Regeneron Pharmaceuticals announced updated data on odronextamab, an investigational CD20xCD3 bispecific antibody, in patients with relapsed/refractory (R/R) diffuse large B-cell lymphoma (DLBCL). The data, presented at the 65th American Society of Hematology (ASH) Annual Meeting, highlight the potential of odronextamab as a promising treatment option for this aggressive blood cancer. The pivotal Phase 2 trial (ELM-2) and Phase 1 trial (ELM-1) results demonstrated deep and durable responses, even in patients who had progressed on CAR-T therapy.
Phase 2 Trial Results
The primary analysis of the Phase 2 ELM-2 trial, involving 127 DLBCL patients, showed a 52% objective response rate (ORR) with 31% achieving a complete response (CR). These responses were observed across high-risk subgroups, including those with International Prognosis Index (IPI) high-risk scores of 3 to 5, high-grade lymphoma that is double-hit and triple-hit, and transformed DLBCL. The median duration of response (DoR) was 10 months (95% CI: 5 to 18 months), with a 30-month median duration of follow-up for efficacy evaluable patients (95% CI: 20 to 33 months). The median duration of CR was 18 months (95% CI: 10 months to not estimable).
Sabarish Ram Ayyappan, M.D., medical director of hematologic malignancies, City of Hope Atlanta, and a trial investigator, stated, "The primary analysis from the pivotal trial of odronextamab demonstrated impressive response rates, including in certain high-risk subgroups. Furthermore, these responses were durable and consistent with those seen in a Phase 1 trial in patients who had previously progressed on CAR-T therapy, a population with a very poor prognosis."

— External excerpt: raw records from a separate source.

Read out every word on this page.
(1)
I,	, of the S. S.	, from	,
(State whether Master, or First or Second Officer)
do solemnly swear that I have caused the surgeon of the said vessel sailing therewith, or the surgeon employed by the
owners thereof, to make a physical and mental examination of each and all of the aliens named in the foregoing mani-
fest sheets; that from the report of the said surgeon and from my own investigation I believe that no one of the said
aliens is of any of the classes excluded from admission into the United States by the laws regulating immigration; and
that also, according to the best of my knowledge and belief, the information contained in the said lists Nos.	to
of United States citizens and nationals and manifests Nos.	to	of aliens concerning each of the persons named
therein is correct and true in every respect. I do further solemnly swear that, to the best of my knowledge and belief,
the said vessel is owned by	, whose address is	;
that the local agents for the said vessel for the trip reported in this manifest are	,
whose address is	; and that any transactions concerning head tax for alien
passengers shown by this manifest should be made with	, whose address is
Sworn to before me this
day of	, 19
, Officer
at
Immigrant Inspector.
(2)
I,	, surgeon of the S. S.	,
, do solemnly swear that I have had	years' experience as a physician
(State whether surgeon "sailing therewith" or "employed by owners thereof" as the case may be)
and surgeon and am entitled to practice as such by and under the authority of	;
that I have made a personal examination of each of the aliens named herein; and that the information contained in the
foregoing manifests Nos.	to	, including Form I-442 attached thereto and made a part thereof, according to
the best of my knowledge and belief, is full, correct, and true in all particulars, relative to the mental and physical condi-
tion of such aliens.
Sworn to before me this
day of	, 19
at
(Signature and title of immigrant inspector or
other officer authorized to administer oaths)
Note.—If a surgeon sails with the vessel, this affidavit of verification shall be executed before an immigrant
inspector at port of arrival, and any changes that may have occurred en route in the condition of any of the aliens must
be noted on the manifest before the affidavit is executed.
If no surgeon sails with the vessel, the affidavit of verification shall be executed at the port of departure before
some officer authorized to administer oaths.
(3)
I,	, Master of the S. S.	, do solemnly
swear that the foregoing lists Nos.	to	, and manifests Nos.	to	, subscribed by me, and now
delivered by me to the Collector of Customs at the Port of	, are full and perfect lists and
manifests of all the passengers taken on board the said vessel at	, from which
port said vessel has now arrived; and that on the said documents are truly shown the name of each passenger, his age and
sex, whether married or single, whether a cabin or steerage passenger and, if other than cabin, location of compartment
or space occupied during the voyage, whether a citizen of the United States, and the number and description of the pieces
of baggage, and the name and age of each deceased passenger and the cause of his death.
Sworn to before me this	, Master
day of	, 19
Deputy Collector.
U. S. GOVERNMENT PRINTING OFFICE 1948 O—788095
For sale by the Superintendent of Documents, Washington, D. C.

Phase 1 Trial in CAR-T Progressed Patients
An additional analysis from the Phase 1 trial demonstrated encouraging and durable antitumor activity with odronextamab in heavily pretreated patients who had progressed after CAR-T therapy. Among 44 efficacy-evaluable patients, including 73% who were CAR-T refractory, the ORR was 48%, with 30% achieving a CR. Notably, 8 patients converted from a partial response to a CR over the study period. Both median DoR and median duration of CR were not reached (95% CI: 2 to NE) with a 5-month median duration of follow-up (95% CI: 3 to 9 months).
ctDNA Analysis and Progression-Free Survival
In a separate oral presentation on an exploratory analysis from the Phase 2 trial, data showed a positive association between minimal residual disease (MRD) status, as measured by circulating tumor DNA (ctDNA), and progression-free survival (PFS). Among 70 R/R DLBCL and 65 R/R follicular lymphoma (FL) patients assessed, nearly all were MRD-positive at baseline. Notably, those who were MRD-negative at the time of the first response assessment (Cycle 4, Day 15) had significantly longer PFS than those who remained MRD-positive (DLBCL Hazard Ratio [HR]: 0.27, 95% CI: 0.12 to 0.61; FL HR: 0.26, 95% CI: 0.1 to 0.66).
Jon E. Arnason, M.D., hematologist and oncologist, Beth Israel Deaconess Medical Center, and a trial investigator, commented, "These findings strengthen the body of evidence supporting the importance of minimal residual disease status as a monitoring tool in the course of managing patients with lymphoma. As the data for circulating tumor DNA continues to grow, these insights may help inform future response-directed treatment paradigms."
Regulatory Status
Odronextamab is currently under regulatory review for the treatment of R/R DLBCL and R/R FL by the U.S. Food and Drug Administration (FDA), with a target action date of March 31, 2024, as well as by the European Medicines Agency (EMA). In the U.S., odronextamab has been granted Fast Track Designation for DLBCL and FL by the FDA. In the European Union, odronextamab has been granted Orphan Drug Designation in DLBCL and FL by the EMA.
Safety Profile
The most common adverse events (AE) in ≥30% patients were cytokine release syndrome (CRS; 55%), pyrexia (43%), anemia (39%) and neutropenia (31%). In 60 patients that received the recommended step-up regimen, 53% experienced CRS. All cases were resolved with supportive measures, with a median duration of 2 days (range: 1 to 7 days). No events of immune effector cell-associated neurotoxicity syndrome (ICANS) were reported.